Metro de Lisboa adjudica primeira fase da linha circular. Paga 48,6 milhões à Zagope

O metro de Lisboa adjudicou à Zagope-Construção e Engenharia, S.A. a primeira fase da expansão da sua rede. Vai pagar 48,6 milhões mais IVA pela execução de parte da obra entre o Rato e Santos.

Está oficialmente adjudicada a primeira empreitada da construção da linha circular no metro de Lisboa, concretamente uma parte da expansão da rede desde o Rato até Santos. A empresa contratada foi a Zagope-Construção e Engenharia, S.A. pelo preço contratual de 48,6 milhões de euros mais IVA, revelou a empresa este domingo, num comunicado.

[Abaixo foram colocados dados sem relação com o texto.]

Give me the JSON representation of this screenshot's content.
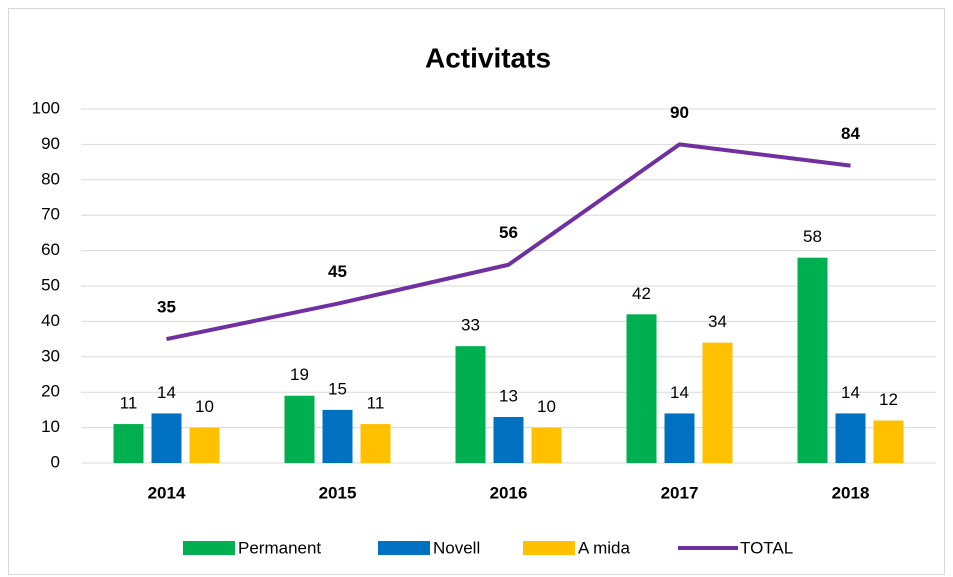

“O Metropolitano de Lisboa, na sequência do concurso limitado por prévia qualificação para a ‘Empreitada de Projeto e Construção dos Toscos no âmbito da concretização do Plano de Expansão do Metropolitano de Lisboa – Prolongamento das Linhas Amarela e Verde (Rato – Cais do Sodré)’ aprovou, no dia 9 de abril, a decisão de adjudicação para a celebração do contrato referente ao ‘Lote 1: Execução dos toscos entre o término da Estação Rato e a Estação Santos'”, lê-se na nota enviada à comunicação social.

Segundo a empresa pública, “a assinatura do contrato ocorrerá decorridos os prazos legais e a tramitação subsequente, nos termos do regime fixado no Código dos Contratos Públicos”. “A presente empreitada tem como prazo de execução 960 dias de calendário, contados a partir da consignação, que só pode ocorrer após obtenção do visto prévio do Tribunal de Contas”, sublinha.

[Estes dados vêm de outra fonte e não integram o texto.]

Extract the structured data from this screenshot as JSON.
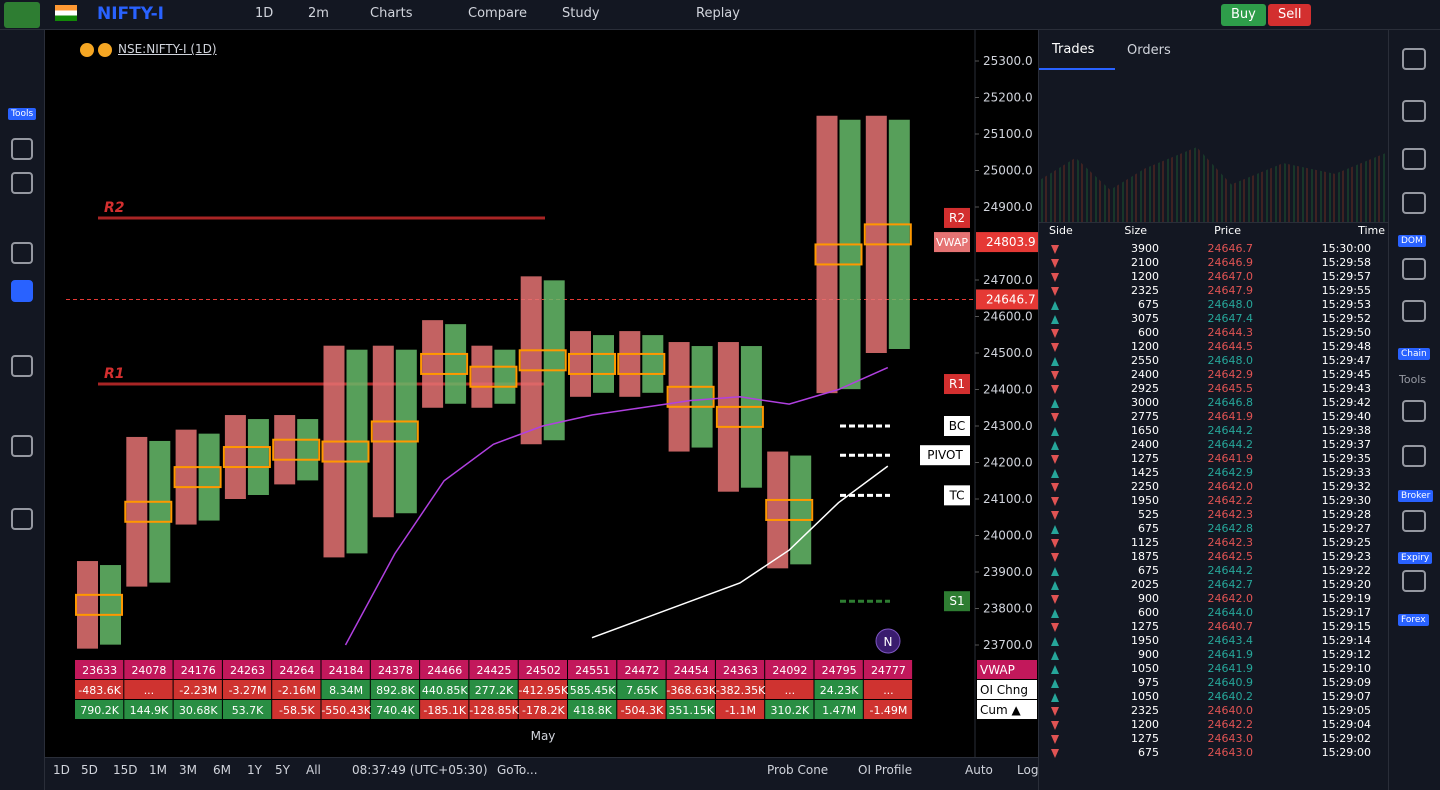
{
  "toolbar": {
    "symbol": "NIFTY-I",
    "interval": "1D",
    "timeframe": "2m",
    "items": [
      "Charts",
      "Compare",
      "Study",
      "Replay"
    ],
    "buy": "Buy",
    "sell": "Sell"
  },
  "sidebar": {
    "tools_label": "Tools"
  },
  "chart": {
    "legend": "NSE:NIFTY-I (1D)",
    "x_label": "May",
    "price_ticks": [
      {
        "value": 25300,
        "label": "25300.0"
      },
      {
        "value": 25200,
        "label": "25200.0"
      },
      {
        "value": 25100,
        "label": "25100.0"
      },
      {
        "value": 25000,
        "label": "25000.0"
      },
      {
        "value": 24900,
        "label": "24900.0"
      },
      {
        "value": 24700,
        "label": "24700.0"
      },
      {
        "value": 24600,
        "label": "24600.0"
      },
      {
        "value": 24500,
        "label": "24500.0"
      },
      {
        "value": 24400,
        "label": "24400.0"
      },
      {
        "value": 24300,
        "label": "24300.0"
      },
      {
        "value": 24200,
        "label": "24200.0"
      },
      {
        "value": 24100,
        "label": "24100.0"
      },
      {
        "value": 24000,
        "label": "24000.0"
      },
      {
        "value": 23900,
        "label": "23900.0"
      },
      {
        "value": 23800,
        "label": "23800.0"
      },
      {
        "value": 23700,
        "label": "23700.0"
      }
    ],
    "levels": [
      {
        "label": "R2",
        "value": 24870,
        "color": "#d32f2f"
      },
      {
        "label": "R1",
        "value": 24415,
        "color": "#d32f2f"
      },
      {
        "label": "BC",
        "value": 24300,
        "color": "#ffffff"
      },
      {
        "label": "PIVOT",
        "value": 24220,
        "color": "#ffffff"
      },
      {
        "label": "TC",
        "value": 24110,
        "color": "#ffffff"
      },
      {
        "label": "S1",
        "value": 23820,
        "color": "#2e7d32"
      }
    ],
    "vwap": {
      "label": "VWAP",
      "value": 24803.9,
      "value_label": "24803.9"
    },
    "last": {
      "value": 24646.7,
      "value_label": "24646.7"
    },
    "candles": [
      {
        "low": 23690,
        "high": 23930
      },
      {
        "low": 23860,
        "high": 24270
      },
      {
        "low": 24030,
        "high": 24290
      },
      {
        "low": 24100,
        "high": 24330
      },
      {
        "low": 24140,
        "high": 24330
      },
      {
        "low": 23940,
        "high": 24520
      },
      {
        "low": 24050,
        "high": 24520
      },
      {
        "low": 24350,
        "high": 24590
      },
      {
        "low": 24350,
        "high": 24520
      },
      {
        "low": 24250,
        "high": 24710
      },
      {
        "low": 24380,
        "high": 24560
      },
      {
        "low": 24380,
        "high": 24560
      },
      {
        "low": 24230,
        "high": 24530
      },
      {
        "low": 24120,
        "high": 24530
      },
      {
        "low": 23910,
        "high": 24230
      },
      {
        "low": 24390,
        "high": 25150
      },
      {
        "low": 24500,
        "high": 25150
      }
    ],
    "vwap_line": [
      null,
      null,
      null,
      null,
      null,
      23700,
      23950,
      24150,
      24250,
      24300,
      24330,
      24350,
      24370,
      24380,
      24360,
      24400,
      24460
    ],
    "ma_line": [
      null,
      null,
      null,
      null,
      null,
      null,
      null,
      null,
      null,
      null,
      23720,
      23770,
      23820,
      23870,
      23960,
      24090,
      24190
    ],
    "table": {
      "row_labels": [
        "VWAP",
        "OI Chng",
        "Cum ▲"
      ],
      "rows": [
        [
          "23633",
          "24078",
          "24176",
          "24263",
          "24264",
          "24184",
          "24378",
          "24466",
          "24425",
          "24502",
          "24551",
          "24472",
          "24454",
          "24363",
          "24092",
          "24795",
          "24777"
        ],
        [
          "-483.6K",
          "...",
          "-2.23M",
          "-3.27M",
          "-2.16M",
          "8.34M",
          "892.8K",
          "440.85K",
          "277.2K",
          "-412.95K",
          "585.45K",
          "7.65K",
          "-368.63K",
          "-382.35K",
          "...",
          "24.23K",
          "..."
        ],
        [
          "790.2K",
          "144.9K",
          "30.68K",
          "53.7K",
          "-58.5K",
          "-550.43K",
          "740.4K",
          "-185.1K",
          "-128.85K",
          "-178.2K",
          "418.8K",
          "-504.3K",
          "351.15K",
          "-1.1M",
          "310.2K",
          "1.47M",
          "-1.49M"
        ]
      ]
    },
    "marker": "N"
  },
  "bottom_bar": {
    "ranges": [
      "1D",
      "5D",
      "15D",
      "1M",
      "3M",
      "6M",
      "1Y",
      "5Y",
      "All"
    ],
    "clock": "08:37:49 (UTC+05:30)",
    "goto": "GoTo...",
    "right": [
      "Prob Cone",
      "OI Profile",
      "Auto",
      "Log"
    ]
  },
  "trades_panel": {
    "tabs": [
      "Trades",
      "Orders"
    ],
    "columns": [
      "Side",
      "Size",
      "Price",
      "Time"
    ],
    "rows": [
      {
        "size": "3900",
        "price": "24646.7",
        "time": "15:30:00",
        "color": "#e05353"
      },
      {
        "size": "2100",
        "price": "24646.9",
        "time": "15:29:58",
        "color": "#e05353"
      },
      {
        "size": "1200",
        "price": "24647.0",
        "time": "15:29:57",
        "color": "#e05353"
      },
      {
        "size": "2325",
        "price": "24647.9",
        "time": "15:29:55",
        "color": "#e05353"
      },
      {
        "size": "675",
        "price": "24648.0",
        "time": "15:29:53",
        "color": "#26a69a"
      },
      {
        "size": "3075",
        "price": "24647.4",
        "time": "15:29:52",
        "color": "#26a69a"
      },
      {
        "size": "600",
        "price": "24644.3",
        "time": "15:29:50",
        "color": "#e05353"
      },
      {
        "size": "1200",
        "price": "24644.5",
        "time": "15:29:48",
        "color": "#e05353"
      },
      {
        "size": "2550",
        "price": "24648.0",
        "time": "15:29:47",
        "color": "#26a69a"
      },
      {
        "size": "2400",
        "price": "24642.9",
        "time": "15:29:45",
        "color": "#e05353"
      },
      {
        "size": "2925",
        "price": "24645.5",
        "time": "15:29:43",
        "color": "#e05353"
      },
      {
        "size": "3000",
        "price": "24646.8",
        "time": "15:29:42",
        "color": "#26a69a"
      },
      {
        "size": "2775",
        "price": "24641.9",
        "time": "15:29:40",
        "color": "#e05353"
      },
      {
        "size": "1650",
        "price": "24644.2",
        "time": "15:29:38",
        "color": "#26a69a"
      },
      {
        "size": "2400",
        "price": "24644.2",
        "time": "15:29:37",
        "color": "#26a69a"
      },
      {
        "size": "1275",
        "price": "24641.9",
        "time": "15:29:35",
        "color": "#e05353"
      },
      {
        "size": "1425",
        "price": "24642.9",
        "time": "15:29:33",
        "color": "#26a69a"
      },
      {
        "size": "2250",
        "price": "24642.0",
        "time": "15:29:32",
        "color": "#e05353"
      },
      {
        "size": "1950",
        "price": "24642.2",
        "time": "15:29:30",
        "color": "#e05353"
      },
      {
        "size": "525",
        "price": "24642.3",
        "time": "15:29:28",
        "color": "#e05353"
      },
      {
        "size": "675",
        "price": "24642.8",
        "time": "15:29:27",
        "color": "#26a69a"
      },
      {
        "size": "1125",
        "price": "24642.3",
        "time": "15:29:25",
        "color": "#e05353"
      },
      {
        "size": "1875",
        "price": "24642.5",
        "time": "15:29:23",
        "color": "#e05353"
      },
      {
        "size": "675",
        "price": "24644.2",
        "time": "15:29:22",
        "color": "#26a69a"
      },
      {
        "size": "2025",
        "price": "24642.7",
        "time": "15:29:20",
        "color": "#26a69a"
      },
      {
        "size": "900",
        "price": "24642.0",
        "time": "15:29:19",
        "color": "#e05353"
      },
      {
        "size": "600",
        "price": "24644.0",
        "time": "15:29:17",
        "color": "#26a69a"
      },
      {
        "size": "1275",
        "price": "24640.7",
        "time": "15:29:15",
        "color": "#e05353"
      },
      {
        "size": "1950",
        "price": "24643.4",
        "time": "15:29:14",
        "color": "#26a69a"
      },
      {
        "size": "900",
        "price": "24641.9",
        "time": "15:29:12",
        "color": "#26a69a"
      },
      {
        "size": "1050",
        "price": "24641.9",
        "time": "15:29:10",
        "color": "#26a69a"
      },
      {
        "size": "975",
        "price": "24640.9",
        "time": "15:29:09",
        "color": "#26a69a"
      },
      {
        "size": "1050",
        "price": "24640.2",
        "time": "15:29:07",
        "color": "#26a69a"
      },
      {
        "size": "2325",
        "price": "24640.0",
        "time": "15:29:05",
        "color": "#e05353"
      },
      {
        "size": "1200",
        "price": "24642.2",
        "time": "15:29:04",
        "color": "#e05353"
      },
      {
        "size": "1275",
        "price": "24643.0",
        "time": "15:29:02",
        "color": "#e05353"
      },
      {
        "size": "675",
        "price": "24643.0",
        "time": "15:29:00",
        "color": "#e05353"
      }
    ]
  },
  "right_rail": {
    "labels": [
      "DOM",
      "Chain",
      "Tools",
      "Broker",
      "Expiry",
      "Forex"
    ]
  }
}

O metro de Lisboa garante que o plano de expansão “tem como objetivo contribuir para a melhoria da mobilidade na cidade de Lisboa, fomentando a acessibilidade e a conectividade em transporte público, promovendo a redução dos tempos de deslocação, a descarbonização e a mobilidade sustentável”, conclui.

Esta adjudicação acontece depois de o Parlamento ter tentado travar a construção da linha circular no metro de Lisboa, com a ligação do Rato até ao Cais do Sodré. No entanto, a decisão, que foi altamente criticada pelo Governo e pelo PS, acabou por ficar sem efeito: o Presidente da República, Marcelo Rebelo de Sousa, considerou que os deputados fizeram apenas uma “recomendação política”, viabilizando o avançar do projeto, que tem um custo estimado de 210 milhões de euros.